Tomicus destruens

Tomicus destruens (Wollaston).

Taxonomic position: Insecta, Holometabola, Coleoptera, Curculionidae.

Common name: Pine shoot beetle.

Geographic distribution: Mediterranean basin, Atlantic regions of North Africa.

Host plants: Several pine (Pinus) species.

Morphology: Body of adults is 3-5 mm long, with a bluish thorax and brown abdomen, covered by longitudinal punctated striations. The last antennal segments are club-like. The larvae are apodous, bluish-grey, with a brown head, about 5 mm in length.

Life history: Young adults are attracted by pinenes to shoots of healthy, well irrigated pines for maturation feeding. Then they seek the branches and trunks of weakened trees, gnaw individual vertical galleries within the inner bark and outer sapwood and they lay their eggs. The larvae feed and develop therein and pupate at the end of the galleries. Usually there is a single annual generation, oviposition occurring in autumn and the young overwinter in their feeding galleries. The beetles can disperse by flight.

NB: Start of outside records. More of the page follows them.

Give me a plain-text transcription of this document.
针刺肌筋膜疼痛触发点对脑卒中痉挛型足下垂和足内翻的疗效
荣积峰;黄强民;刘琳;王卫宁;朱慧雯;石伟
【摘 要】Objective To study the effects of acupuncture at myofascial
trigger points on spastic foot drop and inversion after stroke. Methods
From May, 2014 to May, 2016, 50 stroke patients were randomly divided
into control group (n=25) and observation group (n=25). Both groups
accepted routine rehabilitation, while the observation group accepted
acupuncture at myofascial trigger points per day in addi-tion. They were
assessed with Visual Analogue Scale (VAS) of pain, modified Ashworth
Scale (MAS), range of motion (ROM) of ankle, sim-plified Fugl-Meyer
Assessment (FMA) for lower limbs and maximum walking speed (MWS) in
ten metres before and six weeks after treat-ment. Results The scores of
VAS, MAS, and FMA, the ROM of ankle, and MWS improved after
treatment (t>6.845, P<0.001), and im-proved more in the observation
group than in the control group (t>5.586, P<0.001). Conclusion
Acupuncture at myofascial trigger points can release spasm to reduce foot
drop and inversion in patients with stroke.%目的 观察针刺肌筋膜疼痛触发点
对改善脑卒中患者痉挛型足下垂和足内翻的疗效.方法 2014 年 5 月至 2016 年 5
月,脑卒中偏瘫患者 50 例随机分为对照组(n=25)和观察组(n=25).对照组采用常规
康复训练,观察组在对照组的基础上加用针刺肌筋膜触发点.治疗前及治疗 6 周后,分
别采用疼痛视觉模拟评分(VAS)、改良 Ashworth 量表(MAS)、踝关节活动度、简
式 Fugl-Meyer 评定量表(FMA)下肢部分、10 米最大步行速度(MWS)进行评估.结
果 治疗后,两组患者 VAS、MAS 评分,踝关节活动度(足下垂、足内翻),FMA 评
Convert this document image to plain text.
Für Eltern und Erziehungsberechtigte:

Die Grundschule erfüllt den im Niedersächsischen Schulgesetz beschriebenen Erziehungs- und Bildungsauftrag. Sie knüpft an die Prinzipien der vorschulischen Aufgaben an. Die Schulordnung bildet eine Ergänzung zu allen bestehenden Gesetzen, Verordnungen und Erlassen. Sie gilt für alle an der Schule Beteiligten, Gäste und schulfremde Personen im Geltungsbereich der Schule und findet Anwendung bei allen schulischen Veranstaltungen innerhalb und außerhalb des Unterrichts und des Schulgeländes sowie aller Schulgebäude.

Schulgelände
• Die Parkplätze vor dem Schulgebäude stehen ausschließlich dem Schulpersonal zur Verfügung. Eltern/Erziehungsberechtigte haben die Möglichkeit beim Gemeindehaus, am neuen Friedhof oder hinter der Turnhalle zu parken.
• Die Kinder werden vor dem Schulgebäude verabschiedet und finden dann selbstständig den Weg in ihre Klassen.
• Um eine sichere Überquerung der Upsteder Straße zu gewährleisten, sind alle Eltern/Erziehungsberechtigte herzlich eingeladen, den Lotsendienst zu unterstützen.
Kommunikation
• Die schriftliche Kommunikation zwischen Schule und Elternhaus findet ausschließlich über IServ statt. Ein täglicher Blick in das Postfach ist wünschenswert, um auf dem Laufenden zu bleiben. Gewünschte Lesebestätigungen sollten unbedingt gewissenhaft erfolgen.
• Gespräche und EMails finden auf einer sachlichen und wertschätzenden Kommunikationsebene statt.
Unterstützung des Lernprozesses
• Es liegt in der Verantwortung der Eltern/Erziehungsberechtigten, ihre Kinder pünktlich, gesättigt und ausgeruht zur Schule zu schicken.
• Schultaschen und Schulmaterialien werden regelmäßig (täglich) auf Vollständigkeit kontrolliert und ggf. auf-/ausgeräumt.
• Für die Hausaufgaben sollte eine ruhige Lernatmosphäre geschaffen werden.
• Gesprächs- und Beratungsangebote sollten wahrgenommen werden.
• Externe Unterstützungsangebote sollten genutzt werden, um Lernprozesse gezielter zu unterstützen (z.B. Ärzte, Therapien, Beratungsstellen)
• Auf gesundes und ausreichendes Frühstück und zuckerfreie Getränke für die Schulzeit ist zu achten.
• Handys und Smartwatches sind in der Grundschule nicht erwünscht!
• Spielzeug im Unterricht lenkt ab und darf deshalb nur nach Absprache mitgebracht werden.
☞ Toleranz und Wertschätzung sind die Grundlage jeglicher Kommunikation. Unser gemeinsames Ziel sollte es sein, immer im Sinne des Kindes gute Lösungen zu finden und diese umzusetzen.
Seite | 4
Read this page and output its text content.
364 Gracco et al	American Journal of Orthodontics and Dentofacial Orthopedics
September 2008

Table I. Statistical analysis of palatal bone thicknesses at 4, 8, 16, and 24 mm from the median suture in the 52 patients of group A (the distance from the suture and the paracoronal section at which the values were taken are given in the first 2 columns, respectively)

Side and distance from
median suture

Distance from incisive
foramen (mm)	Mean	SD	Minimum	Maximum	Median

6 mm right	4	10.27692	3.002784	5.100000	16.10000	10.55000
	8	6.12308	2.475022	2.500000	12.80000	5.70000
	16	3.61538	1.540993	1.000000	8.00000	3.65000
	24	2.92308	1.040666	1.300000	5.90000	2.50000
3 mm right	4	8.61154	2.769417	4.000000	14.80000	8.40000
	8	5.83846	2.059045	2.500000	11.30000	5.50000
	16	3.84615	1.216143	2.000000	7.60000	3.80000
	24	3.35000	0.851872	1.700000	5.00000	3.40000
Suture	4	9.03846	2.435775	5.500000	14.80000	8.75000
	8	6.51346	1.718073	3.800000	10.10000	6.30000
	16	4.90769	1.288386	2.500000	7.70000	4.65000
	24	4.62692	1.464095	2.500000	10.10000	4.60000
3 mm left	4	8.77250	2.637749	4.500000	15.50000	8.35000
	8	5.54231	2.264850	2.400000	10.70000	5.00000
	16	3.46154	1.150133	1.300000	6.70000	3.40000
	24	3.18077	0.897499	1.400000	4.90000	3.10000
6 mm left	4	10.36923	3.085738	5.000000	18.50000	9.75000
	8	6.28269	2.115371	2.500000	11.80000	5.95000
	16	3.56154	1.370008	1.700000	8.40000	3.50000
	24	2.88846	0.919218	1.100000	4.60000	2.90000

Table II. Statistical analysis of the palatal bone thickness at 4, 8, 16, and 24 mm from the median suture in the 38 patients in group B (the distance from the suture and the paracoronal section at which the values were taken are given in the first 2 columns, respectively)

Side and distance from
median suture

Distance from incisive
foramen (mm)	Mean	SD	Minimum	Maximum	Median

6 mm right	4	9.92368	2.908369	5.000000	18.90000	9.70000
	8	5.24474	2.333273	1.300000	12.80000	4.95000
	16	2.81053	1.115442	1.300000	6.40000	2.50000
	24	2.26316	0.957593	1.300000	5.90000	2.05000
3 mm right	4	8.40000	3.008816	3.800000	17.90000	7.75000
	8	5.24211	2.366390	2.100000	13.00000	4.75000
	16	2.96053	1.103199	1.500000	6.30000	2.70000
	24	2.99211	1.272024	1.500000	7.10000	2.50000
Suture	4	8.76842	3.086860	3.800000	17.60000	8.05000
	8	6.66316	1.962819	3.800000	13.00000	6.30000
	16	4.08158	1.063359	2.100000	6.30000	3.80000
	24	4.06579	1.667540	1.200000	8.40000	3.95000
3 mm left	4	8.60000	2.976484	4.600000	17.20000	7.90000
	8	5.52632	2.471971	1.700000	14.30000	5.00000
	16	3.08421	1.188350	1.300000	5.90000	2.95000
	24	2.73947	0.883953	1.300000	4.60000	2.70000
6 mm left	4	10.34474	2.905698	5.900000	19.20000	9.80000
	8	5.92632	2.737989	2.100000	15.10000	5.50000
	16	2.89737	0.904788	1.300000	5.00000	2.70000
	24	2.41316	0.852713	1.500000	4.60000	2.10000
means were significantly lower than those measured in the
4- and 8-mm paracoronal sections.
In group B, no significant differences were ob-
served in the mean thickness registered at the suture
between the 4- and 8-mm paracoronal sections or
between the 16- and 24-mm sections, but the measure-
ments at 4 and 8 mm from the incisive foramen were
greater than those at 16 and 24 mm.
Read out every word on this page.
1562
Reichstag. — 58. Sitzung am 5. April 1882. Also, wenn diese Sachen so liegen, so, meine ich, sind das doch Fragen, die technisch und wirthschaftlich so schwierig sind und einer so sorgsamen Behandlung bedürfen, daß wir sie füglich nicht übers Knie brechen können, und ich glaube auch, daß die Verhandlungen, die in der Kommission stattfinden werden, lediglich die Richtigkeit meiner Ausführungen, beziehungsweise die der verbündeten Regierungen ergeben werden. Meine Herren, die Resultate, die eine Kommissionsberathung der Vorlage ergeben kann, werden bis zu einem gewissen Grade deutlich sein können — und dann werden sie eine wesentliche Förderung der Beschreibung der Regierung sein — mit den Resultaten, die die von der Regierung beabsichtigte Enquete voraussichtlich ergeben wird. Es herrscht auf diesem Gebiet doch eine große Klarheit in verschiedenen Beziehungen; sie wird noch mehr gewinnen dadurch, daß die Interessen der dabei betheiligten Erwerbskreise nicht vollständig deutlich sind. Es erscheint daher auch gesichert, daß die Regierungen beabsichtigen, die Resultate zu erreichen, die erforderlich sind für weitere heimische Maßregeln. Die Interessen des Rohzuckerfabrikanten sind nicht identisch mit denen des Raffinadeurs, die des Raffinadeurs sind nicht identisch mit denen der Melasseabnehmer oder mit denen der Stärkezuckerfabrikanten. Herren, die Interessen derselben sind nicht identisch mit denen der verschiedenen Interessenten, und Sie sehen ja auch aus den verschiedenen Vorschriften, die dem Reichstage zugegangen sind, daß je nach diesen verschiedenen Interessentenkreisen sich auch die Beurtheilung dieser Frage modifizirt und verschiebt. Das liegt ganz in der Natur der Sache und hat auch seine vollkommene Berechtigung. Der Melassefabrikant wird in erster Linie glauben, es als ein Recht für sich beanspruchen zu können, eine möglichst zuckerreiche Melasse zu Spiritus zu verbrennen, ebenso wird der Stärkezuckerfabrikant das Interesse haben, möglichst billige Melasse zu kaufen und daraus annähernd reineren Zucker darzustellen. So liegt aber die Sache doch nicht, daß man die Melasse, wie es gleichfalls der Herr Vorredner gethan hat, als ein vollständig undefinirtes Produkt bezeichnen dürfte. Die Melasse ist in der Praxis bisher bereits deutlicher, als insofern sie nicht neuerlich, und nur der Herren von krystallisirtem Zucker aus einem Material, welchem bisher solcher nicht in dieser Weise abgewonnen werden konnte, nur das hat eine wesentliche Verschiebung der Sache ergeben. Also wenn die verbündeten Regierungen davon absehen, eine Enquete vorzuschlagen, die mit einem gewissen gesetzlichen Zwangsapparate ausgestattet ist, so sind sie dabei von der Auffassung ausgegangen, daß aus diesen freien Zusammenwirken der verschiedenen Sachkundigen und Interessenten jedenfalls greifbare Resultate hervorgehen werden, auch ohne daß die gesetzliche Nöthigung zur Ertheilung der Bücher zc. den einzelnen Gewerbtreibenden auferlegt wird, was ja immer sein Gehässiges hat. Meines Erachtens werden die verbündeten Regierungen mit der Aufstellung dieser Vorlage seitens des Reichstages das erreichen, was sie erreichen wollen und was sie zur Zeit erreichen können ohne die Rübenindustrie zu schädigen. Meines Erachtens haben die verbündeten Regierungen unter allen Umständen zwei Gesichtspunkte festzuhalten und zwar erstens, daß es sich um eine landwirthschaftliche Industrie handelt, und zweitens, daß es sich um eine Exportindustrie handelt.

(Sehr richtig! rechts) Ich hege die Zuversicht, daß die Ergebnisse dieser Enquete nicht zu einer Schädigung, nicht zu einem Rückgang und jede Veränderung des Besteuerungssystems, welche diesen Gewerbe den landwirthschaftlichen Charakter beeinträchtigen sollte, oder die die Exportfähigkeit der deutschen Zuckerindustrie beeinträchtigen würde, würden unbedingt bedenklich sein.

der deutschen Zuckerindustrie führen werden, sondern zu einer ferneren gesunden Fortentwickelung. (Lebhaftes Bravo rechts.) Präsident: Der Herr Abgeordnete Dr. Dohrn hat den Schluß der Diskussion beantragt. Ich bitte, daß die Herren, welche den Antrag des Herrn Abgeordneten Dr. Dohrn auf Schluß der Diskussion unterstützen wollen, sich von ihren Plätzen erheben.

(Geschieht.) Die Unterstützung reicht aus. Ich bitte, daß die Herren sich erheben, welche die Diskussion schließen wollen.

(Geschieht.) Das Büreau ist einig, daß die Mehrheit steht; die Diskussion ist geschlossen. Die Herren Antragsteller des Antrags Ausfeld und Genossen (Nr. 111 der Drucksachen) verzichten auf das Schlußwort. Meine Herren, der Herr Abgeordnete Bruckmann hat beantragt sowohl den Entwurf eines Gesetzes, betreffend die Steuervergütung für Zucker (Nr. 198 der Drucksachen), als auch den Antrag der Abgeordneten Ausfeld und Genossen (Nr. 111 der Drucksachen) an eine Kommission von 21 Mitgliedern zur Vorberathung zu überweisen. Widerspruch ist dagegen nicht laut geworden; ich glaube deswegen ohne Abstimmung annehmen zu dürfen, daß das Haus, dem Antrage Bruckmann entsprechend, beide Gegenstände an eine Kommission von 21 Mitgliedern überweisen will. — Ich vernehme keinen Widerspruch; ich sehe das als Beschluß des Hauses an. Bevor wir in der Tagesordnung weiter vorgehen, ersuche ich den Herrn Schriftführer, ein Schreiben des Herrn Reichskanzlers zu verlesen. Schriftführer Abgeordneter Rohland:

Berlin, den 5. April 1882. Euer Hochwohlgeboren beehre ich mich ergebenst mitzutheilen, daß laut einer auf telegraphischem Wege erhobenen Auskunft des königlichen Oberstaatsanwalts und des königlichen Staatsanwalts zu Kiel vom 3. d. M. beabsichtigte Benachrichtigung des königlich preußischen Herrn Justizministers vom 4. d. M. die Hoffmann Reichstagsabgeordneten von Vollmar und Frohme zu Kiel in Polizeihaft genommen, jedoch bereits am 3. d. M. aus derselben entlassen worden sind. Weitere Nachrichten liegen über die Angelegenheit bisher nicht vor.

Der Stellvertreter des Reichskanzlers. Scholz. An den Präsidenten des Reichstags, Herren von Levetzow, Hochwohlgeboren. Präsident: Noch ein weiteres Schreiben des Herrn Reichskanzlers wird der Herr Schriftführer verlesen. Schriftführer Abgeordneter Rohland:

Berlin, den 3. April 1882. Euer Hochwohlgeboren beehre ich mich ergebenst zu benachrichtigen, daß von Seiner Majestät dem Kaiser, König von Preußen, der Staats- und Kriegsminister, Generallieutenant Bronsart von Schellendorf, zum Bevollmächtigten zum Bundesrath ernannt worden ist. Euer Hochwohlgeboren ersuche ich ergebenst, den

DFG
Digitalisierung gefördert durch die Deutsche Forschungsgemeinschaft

Economic importance: Mass infestations by this beetle may cause the death of even vigorous trees, and/or increase their susceptibility to later pest attacks and/or depress growth. The pest’s association with blue stain fungi, like Leptographium and others can add to the damage. Water-stressed trees usually suffer more.

Management

Monitoring: Adult flight can be followed with traps baited a pinene. The extent of infestations may be estimated by examining colonized wood and looking for boring and the expression of resin. The presence of dead shoots with reddish dust and yellow to reddish-brown foliage also indicate beetle presence.

Physical control: Sanitation, removal and destruction of any potential sources of infestation.

Chemical control: Logs treated with the repellent benzyl alcohol had significantly fewer galleries than the untreated controls.

Biological control: Several braconid and pteromalids parasitoids attack T. destruens in Israel, and several predatory Tenebrionidae (especially Corticeus fraxini (Kugelann)) attack it in Turkey, but their controlling effect is not known.

References

Branco, M., Pereira, J.S., Mateus, E., Tavares, C. and Paiva, M.R. 2010. Water stress affects Tomicus destruens host pine preference and performance during the shoot feeding phase. Annals of Forest Science 67: 608p1-608p7.

Dori-Bachash, M., Avrahami-Moyal, L., Protasov, A., Mendel, Z. and Freeman, S. 2015. The occurrence and pathogenicity of Geosmithia spp. and common blue-stain fungi associated with pine bark beetles in planted forests in Israel. European Journal of Plant Pathology 143: 627-639.

Faccoli, M., Anfora, G. and Tasin, M. 2011. Stone pine volatiles and host selection by Tomicus destruens (Wollaston) (Coleoptera: Curculionidae, Scolytidae). Silva Lusitana 19: 61-73.

Guerrero, A., Feixas, J., Pajares, J., Wadhams, L.J., Pickett, J.A. and Woodcock, C.M. 199. Semiochemically induced inhibition of behaviour of Tomicus destruens (Woll.) (Coleoptera: Scolytidae). Naturwissenschaften 84: 155-157.

Mendel, Z. and Halperin, J. 1982. Parasites of bark beetles (Col.: Scolytidae) on pine and cypress in Israel. Entomophaga 26: 375-379

Mendel, Z., Madar, Z. and Golan, Y. 1985. Comparison of the seasonal occurrence and behavior of seven pine bark beetles (Coleoptera: Scolytidae) in Israel. Phytoparasitica 13: 21-32.

Nanni, C. and Tiberi, R. 1997. Tomicus destruens (Wollaston): biology and behaviour in Central Italy. In: Grégoire, J.C., Liebhold, A.M., Stephen, F.M., Day, K.R. and Salom, S.M. (editors). 1997. USDA Forest Service General Technical Report NE-236: 131-134.

Peverieri, G. S., Capretti, P. and Tiberi, R. 2006. Associations between Tomicus destruens and Leptographium spp. in Pinus pinea and P. pinaster stands in Tuscany, central Italy. Forest Pathology 36: 14-20.

Peverieri, G. S., Faggi, M., Marzialli, L. and Tiberi, R. 2008. Life cycle of Tomicus destruens in a pine forest of central Italy. Bulletin of Insectology 61: 337-342.

Sarıkaya, O. and Avcı, M. 2009. Predators of Scolytinae (Coleoptera: Curculionidae) species of the coniferous forests in the Western Mediterranean Region, Turkey. Türkiye Entomoloji Dergisi 33: 253-264.